Public sector pensions

4 June 2009
Changes to Defined Benefit pension schemes run by BP and Barclays have hit the headlines this week. They're widely acknowledged to be setting the trend for further announcements in the coming weeks by other blue chip employers faced with similarly daunting pension liabilities.

One side-effect of these announcements is likely to be renewed media interest in the sustainability of DB pensions in the public sector. As one City editor writes today, "this week's actions by Barclays and BP emphasise the need for the next government – in the interests of fairness – to confront the huge taxpayer cost of public sector pensions."

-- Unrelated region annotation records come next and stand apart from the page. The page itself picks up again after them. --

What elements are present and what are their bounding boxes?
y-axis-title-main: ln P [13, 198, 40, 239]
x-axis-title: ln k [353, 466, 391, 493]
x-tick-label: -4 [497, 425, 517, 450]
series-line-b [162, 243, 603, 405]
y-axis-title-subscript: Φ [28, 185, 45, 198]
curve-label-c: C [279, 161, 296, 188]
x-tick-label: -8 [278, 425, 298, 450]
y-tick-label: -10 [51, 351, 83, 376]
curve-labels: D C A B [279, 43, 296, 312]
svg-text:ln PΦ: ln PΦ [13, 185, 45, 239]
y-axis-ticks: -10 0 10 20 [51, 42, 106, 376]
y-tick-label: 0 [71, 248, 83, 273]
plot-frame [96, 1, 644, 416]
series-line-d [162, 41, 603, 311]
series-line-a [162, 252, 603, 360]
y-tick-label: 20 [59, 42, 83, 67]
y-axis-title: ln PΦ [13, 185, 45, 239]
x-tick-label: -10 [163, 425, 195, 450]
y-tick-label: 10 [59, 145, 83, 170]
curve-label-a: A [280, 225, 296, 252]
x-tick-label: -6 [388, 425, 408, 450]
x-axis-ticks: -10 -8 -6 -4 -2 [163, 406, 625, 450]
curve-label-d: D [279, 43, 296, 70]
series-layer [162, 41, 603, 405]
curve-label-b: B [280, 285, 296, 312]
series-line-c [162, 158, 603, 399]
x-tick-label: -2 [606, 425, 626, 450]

If I had a pound for every time the press used the term "gold-plated" in relation to public sector pensions, I could probably retire tomorrow.

Tragically, I've been unable to negotiate such an arrangement. Twelve years of working for various government departments in the 1980s and '90s, however, mean I am a deferred member of the civil service pension scheme. This means that in 2024, taxpayers (including millions of public sector workers) will have to pay me a lump sum of about £12,000, and then about £4,000 a year until my death (which, on these figures, is more likely to be caused by hypothermia than choking on fois gras). These may or may not be typical numbers, but certainly very few people will be taking Goodwinian sums from public sector pension schemes.

So, in anticipation of the wave of opprobrium about to descend on my fellow public sector pension scheme members, I'd urge you to consider this thought provoking analysis. And to bear in mind that a critical proportion of the electorate are either active or deferred members of public sector schemes.